Because corporations are under no legal obligation to disclose all the information the ACSR requests, and because the South African government prohibits the release of some of this information, the committee considered a few options for dealing with intransigent companies. The ACSR rejected the option of divestiture of stock in such firms except in extreme cases because, according to the March 1978 report, "Our investigations persuade us that the act of divestiture by Harvard alone is unlikely to result in financial consequences to the divested company of sufficient magnitude to force a change in policy."

In its statement of April 27, 1978, based on the ACSR report, the Corporation concluded that divestiture "is only appropriate under extremely limited circumstances" because "it is a relatively ineffective means of pursuing ethical ends." The statement called divestiture a "last resort" to be employed only when a company fails to adhere to reasonable ethical standards, long-term efforts to change company policy have failed, and future efforts seem doomed to failure.

With divestiture essentially ruled out as a way to change corporate policy, the ACSR turned to the question of how to vote shares in Harvard's portfolio, specifically on resolutions calling for the withdrawal of corporations from South Africa. Unable to reach a consensus, the committee recommended evaluating the question of withdrawal on a company-by-company basis.

The Corporation agreed with the ACSR's position and established specific conditions under which it would support a resolution calling for withdrawal, including the following:

* A company fails to disclose all the information required by the ACSR's guidelines.

* A company refuses to demonstrate within a reasonable period of time its determination to implement the employment practices and policies set forth in the ACSR report.

* The nature of the company's operations in South Africa is such that its continued presence inevitabley does more to strengthen the existing regime than progressive employment and social policies can contribute to the welfare of non-white employees and the eventual destruction of apartheid.

Stevens believes the ACSR faces two major problems in deciding on questions of withdrawal. First, the committee must acquire "a decent base of information on which to judge," he says. "The second problem is you have to have some feel for what is net negative and net positive in South Africa," he adds. To obtain information, the ACSR and Corporation often write directly to companies, and sometimes Corporation members who know company directors can use their personal relationships to extract information.

Much of the information which the ACSR and Corporation use comes from the Investor Responsibility Research Center, a non-profit organization based in Washington that was created by universities and foundations in 1972 to investigate corporate practices and supply its sponsors with relevant information.

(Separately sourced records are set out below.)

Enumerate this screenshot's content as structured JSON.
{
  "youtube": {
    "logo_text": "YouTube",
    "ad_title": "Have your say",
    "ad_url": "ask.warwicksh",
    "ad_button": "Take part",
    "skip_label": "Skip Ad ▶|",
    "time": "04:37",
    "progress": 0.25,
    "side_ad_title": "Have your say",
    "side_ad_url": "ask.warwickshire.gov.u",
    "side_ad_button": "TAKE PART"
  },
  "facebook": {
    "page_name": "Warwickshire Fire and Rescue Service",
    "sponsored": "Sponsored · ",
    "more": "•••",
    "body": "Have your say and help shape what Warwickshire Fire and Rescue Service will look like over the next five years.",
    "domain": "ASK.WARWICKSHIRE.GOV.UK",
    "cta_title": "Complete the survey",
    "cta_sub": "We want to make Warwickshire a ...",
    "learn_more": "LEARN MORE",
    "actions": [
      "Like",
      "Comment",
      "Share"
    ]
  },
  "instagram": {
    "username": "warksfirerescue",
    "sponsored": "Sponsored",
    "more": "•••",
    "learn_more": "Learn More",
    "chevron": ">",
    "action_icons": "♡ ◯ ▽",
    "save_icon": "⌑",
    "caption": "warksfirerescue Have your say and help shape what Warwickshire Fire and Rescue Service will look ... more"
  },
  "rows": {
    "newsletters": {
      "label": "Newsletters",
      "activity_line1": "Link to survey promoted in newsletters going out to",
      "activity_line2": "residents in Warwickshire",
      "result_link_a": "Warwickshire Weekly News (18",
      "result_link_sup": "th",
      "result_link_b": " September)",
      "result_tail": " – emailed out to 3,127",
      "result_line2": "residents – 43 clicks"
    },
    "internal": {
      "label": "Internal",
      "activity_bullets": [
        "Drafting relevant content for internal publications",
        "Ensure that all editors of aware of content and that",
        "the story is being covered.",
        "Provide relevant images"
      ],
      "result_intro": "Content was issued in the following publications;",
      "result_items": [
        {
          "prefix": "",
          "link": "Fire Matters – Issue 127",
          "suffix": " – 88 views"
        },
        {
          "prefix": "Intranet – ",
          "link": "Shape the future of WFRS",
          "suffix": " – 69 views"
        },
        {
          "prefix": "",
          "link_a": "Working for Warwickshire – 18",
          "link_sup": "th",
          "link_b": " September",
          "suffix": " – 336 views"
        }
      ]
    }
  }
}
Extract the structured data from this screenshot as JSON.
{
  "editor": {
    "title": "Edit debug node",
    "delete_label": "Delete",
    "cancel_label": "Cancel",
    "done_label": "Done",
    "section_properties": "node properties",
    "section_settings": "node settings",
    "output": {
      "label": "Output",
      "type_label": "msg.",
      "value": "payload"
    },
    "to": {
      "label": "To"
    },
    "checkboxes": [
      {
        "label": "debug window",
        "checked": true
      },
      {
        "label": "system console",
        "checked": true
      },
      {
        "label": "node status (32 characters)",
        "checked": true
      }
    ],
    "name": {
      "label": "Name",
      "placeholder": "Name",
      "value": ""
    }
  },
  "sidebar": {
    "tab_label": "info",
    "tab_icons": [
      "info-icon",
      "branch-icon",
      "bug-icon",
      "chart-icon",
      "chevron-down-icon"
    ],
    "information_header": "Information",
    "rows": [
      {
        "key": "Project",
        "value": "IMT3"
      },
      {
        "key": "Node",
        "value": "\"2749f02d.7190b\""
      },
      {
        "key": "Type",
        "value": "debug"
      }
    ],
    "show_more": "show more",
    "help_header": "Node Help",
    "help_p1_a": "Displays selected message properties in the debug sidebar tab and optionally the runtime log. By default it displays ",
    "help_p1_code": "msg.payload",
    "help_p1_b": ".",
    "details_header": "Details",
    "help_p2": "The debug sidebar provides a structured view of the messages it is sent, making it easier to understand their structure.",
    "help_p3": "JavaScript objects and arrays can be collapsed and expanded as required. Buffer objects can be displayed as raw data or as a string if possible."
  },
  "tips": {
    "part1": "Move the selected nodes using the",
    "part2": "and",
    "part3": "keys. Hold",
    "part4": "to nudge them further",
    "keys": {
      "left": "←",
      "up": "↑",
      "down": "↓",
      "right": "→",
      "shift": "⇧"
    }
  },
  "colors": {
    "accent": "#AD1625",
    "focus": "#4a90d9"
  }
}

If attempts to obtain information fail, the ACSR recommended, in its report of January 1979, that the Corporation initiate what it termed "information resolutions," noting that requests for information by universities are especially appropriate because "their primary purposes revolve around education, learning, and the dissemination of knowledge." It distinguished "information" from "action" resolutions, and said the latter should be used even more sparsely.

Harvard has never sponsored a shareholder resolution.

Says Stevens: "The charge has been made so often that the University has no policy. It has a very clear policy. It has one of the few clear policies that exist at any university-type investor in this country."

But Stevens acknowledges that the policies are still a matter of debate. "The question is not whether we have a policy or not, but whether the policy we have goes far enough," he says. Many people, including the hundreds of members of campus organizations and the thousands of students and faculty who have signed petitions demanding the University divest, believe Harvard's policies do not go far enough.

And, that disagreement will lead Harvard from a relatively mild winter into a stormy proxy season.